Please replace the <REGION> and <AWS_ACCOUNT_ID> with your own account information and be consistent with the values used in the Step 1.

In addition, users need to create an ECR repository at the specified <REGION> with the name as <IMAGE_NAME> WITHOUT the ECR URI string, e.g., graphstorm.

And then use the following command to push the built GraphStorm Docker image to users’ own ECR repository.

docker push <IMAGE_NAME>:<IMAGE_TAG>

Please replace the <IMAGE_NAME> and <IMAGE_TAG> with the actual Docker image name and tag, e.g., 888888888888.dkr.ecr.us-east-1.amazonaws.com/graphstorm:sm-gpu.

Launch the GSPartition Job on Amazon SageMaker

For this example, we’ll use an Amazon SageMaker cluster with 2 ml.t3.xlarge instances. We assume the data is already on an AWS S3 bucket. For large graphs, users can choose larger instances or more instances.

Install dependencies

To run GraphStorm with the Amazon SageMaker service, users should install the Amazon SageMaker library and copy GraphStorm’s SageMaker tools.

Use the below command to install Amazon SageMaker.

pip install sagemaker

Copy GraphStorm SageMaker tools.
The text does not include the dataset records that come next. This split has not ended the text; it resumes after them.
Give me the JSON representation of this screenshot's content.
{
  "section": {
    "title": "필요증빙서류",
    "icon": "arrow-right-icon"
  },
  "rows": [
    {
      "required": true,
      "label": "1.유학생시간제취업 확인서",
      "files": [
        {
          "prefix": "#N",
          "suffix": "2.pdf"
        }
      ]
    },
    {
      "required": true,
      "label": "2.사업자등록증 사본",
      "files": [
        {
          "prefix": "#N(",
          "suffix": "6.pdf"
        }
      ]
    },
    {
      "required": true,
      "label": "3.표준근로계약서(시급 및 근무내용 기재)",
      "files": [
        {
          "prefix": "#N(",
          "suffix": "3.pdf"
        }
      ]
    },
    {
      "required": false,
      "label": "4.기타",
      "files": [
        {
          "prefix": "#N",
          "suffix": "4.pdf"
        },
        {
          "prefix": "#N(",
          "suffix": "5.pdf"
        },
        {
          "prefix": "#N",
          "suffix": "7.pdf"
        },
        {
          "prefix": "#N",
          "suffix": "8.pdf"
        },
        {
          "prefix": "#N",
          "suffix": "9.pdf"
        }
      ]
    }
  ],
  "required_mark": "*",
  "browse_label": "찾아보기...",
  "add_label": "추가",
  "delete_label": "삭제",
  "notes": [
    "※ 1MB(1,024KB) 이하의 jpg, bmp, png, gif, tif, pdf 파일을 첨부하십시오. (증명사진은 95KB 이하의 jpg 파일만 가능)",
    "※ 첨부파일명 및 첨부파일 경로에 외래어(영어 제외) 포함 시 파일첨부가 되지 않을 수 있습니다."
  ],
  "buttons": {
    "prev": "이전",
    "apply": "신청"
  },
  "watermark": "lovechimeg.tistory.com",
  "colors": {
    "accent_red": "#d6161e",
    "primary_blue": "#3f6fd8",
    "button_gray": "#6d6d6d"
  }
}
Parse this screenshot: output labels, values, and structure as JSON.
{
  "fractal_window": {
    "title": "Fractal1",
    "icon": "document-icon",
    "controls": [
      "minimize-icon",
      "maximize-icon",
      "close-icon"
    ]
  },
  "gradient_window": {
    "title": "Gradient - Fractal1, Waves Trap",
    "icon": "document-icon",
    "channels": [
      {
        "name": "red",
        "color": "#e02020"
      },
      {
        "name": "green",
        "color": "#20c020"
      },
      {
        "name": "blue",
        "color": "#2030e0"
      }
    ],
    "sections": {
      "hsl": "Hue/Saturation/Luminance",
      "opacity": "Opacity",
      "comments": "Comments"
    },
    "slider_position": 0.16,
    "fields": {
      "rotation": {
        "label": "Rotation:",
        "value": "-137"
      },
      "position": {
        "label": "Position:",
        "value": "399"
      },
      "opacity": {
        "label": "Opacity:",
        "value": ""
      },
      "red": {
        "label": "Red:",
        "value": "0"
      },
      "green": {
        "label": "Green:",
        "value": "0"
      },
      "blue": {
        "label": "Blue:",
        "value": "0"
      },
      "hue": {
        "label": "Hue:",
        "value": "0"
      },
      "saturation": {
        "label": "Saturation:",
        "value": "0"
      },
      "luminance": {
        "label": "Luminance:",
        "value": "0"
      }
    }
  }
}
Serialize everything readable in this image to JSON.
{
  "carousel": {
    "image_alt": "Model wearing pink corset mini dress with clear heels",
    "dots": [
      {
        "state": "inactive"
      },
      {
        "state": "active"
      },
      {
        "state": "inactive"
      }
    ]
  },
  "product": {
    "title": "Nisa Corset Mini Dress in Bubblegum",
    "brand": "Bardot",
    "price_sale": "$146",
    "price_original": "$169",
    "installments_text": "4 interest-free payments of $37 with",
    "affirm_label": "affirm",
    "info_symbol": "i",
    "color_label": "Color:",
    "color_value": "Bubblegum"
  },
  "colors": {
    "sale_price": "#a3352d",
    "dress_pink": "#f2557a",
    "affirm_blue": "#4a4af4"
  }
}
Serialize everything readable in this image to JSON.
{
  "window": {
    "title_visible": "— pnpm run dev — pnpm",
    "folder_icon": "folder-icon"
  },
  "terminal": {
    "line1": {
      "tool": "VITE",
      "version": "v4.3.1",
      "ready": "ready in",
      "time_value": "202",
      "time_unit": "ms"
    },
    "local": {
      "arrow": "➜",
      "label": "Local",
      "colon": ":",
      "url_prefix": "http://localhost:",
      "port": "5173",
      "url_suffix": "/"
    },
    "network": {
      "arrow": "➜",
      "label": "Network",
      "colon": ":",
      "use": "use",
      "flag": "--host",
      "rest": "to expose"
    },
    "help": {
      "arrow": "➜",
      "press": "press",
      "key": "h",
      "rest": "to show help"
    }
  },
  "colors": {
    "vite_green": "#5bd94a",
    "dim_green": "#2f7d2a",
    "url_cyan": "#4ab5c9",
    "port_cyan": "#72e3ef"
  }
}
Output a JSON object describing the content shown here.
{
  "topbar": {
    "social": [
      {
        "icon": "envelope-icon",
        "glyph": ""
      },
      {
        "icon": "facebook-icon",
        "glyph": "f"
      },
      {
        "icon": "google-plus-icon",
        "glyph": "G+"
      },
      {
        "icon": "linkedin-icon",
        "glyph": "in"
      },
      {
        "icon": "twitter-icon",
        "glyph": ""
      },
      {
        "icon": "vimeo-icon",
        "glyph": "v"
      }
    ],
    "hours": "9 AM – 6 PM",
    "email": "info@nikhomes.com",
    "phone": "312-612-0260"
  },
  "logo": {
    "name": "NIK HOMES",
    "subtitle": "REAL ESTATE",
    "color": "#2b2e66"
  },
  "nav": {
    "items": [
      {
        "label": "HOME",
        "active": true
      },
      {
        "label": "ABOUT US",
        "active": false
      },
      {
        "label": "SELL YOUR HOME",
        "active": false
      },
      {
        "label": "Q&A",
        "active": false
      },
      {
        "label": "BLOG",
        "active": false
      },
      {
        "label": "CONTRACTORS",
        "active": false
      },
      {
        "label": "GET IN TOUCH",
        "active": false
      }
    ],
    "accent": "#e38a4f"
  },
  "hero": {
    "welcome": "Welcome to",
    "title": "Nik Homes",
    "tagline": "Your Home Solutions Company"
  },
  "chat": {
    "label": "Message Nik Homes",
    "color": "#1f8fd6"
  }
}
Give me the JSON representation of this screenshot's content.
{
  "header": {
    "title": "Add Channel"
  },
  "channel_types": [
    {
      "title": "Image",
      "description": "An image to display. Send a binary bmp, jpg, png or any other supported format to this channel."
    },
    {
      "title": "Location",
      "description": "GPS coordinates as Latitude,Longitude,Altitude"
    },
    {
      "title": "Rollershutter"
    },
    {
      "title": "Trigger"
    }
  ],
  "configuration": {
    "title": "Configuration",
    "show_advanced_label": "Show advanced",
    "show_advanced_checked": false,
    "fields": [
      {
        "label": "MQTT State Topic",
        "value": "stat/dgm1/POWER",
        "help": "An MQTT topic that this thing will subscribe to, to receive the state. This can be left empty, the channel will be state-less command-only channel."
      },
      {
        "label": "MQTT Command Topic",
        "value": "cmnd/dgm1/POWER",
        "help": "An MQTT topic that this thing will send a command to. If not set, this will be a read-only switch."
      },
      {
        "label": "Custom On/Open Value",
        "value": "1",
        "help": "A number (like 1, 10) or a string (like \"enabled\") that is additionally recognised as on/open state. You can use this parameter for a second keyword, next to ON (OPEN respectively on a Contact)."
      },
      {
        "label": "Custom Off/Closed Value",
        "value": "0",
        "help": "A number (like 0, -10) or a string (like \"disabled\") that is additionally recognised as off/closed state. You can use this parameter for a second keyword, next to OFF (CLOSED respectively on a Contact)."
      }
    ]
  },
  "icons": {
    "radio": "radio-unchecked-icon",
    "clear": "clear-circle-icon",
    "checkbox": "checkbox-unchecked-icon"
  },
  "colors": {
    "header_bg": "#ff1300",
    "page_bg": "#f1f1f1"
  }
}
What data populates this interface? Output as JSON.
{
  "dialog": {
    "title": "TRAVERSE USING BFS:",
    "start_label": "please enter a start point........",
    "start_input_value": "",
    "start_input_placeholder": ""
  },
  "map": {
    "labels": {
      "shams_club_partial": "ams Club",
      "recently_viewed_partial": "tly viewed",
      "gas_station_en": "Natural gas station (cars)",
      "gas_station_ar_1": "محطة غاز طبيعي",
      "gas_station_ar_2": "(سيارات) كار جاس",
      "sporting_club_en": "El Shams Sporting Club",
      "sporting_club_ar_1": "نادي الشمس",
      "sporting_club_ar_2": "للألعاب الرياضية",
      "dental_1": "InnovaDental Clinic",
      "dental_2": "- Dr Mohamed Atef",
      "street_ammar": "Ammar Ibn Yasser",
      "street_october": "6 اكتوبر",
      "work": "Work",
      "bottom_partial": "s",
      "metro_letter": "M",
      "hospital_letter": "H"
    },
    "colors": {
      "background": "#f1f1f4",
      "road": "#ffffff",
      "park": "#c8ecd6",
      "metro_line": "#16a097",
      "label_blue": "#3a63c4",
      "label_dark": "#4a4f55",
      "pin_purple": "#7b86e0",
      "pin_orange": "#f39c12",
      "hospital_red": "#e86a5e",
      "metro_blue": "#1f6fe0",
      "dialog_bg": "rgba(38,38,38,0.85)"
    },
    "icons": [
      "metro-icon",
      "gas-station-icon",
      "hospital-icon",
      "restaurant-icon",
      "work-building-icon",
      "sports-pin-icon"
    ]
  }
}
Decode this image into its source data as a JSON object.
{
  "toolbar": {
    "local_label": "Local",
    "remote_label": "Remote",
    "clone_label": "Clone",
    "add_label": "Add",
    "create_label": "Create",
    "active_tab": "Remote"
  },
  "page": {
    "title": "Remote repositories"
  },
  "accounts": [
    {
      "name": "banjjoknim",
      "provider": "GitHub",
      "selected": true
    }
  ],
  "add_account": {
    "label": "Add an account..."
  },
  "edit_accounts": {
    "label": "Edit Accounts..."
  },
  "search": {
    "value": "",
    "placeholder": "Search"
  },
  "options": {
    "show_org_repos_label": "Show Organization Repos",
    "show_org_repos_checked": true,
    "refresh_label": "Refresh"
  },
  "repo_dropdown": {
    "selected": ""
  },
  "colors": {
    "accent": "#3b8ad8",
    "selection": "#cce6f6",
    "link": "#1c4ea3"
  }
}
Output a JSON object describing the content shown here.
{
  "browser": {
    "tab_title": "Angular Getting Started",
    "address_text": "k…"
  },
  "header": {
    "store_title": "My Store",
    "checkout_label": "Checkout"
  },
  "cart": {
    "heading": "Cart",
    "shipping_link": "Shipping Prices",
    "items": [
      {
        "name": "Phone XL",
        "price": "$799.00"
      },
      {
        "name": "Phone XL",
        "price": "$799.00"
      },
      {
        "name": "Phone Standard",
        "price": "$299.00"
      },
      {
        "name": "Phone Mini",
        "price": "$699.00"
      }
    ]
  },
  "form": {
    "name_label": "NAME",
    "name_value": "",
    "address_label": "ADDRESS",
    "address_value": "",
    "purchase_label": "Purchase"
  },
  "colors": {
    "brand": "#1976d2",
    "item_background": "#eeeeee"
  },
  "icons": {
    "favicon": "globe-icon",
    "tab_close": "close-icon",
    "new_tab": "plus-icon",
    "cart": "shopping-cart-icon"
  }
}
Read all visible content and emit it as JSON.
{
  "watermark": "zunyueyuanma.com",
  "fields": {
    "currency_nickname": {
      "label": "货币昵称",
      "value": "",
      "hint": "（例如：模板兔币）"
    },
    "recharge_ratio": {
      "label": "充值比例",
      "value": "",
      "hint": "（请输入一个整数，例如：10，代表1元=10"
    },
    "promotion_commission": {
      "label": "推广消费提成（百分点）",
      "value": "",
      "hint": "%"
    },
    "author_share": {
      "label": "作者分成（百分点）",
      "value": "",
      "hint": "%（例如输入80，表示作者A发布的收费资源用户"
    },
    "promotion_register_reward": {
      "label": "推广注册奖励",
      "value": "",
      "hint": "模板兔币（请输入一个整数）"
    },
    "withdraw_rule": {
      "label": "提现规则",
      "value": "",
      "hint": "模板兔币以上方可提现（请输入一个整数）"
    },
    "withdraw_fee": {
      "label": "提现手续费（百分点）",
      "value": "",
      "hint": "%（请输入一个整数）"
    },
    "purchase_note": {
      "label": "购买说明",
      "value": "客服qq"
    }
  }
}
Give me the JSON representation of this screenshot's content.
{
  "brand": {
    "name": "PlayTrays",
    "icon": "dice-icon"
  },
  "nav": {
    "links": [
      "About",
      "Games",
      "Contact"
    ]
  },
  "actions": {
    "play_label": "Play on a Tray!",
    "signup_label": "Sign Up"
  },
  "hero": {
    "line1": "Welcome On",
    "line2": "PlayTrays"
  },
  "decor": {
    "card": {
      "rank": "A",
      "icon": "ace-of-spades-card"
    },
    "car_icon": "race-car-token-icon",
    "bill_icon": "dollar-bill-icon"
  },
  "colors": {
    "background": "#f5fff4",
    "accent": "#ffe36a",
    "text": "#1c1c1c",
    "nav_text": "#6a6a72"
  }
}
Users can clone the GraphStorm repository using the following command or copy the sagemaker folder to the instance.

git clone https://github.com/awslabs/graphstorm.git

Launch GSPartition task

Users can use the following command to launch partition jobs.

python launch/launch_partition.py \
    --graph-data-s3 ${DATASET_S3_PATH} \
    --num-parts ${NUM_PARTITIONS} \
    --instance-count ${NUM_INSTANCES} \
    --output-data-s3 ${OUTPUT_PATH} \
    --instance-type ${INSTANCE_TYPE} \
    --image-url ${IMAGE_URI} \
    --region ${REGION} \
    --role ${ROLE}  \
    --entry-point "run/partition_entry.py" \
    --metadata-filename ${METADATA_FILE} \
    --log-level INFO \
    --partition-algorithm ${ALGORITHM}

Warning

The NUM_INSTANCES should be equal to the NUM_PARTITIONS here.

Running the above will take the dataset after GSProcessing from ${DATASET_S3_PATH} as input and create a DistDGL graph with ${NUM_PARTITIONS} under the output path, ${OUTPUT_PATH}. Currently we only support random as the partitioning algorithm for sagemaker.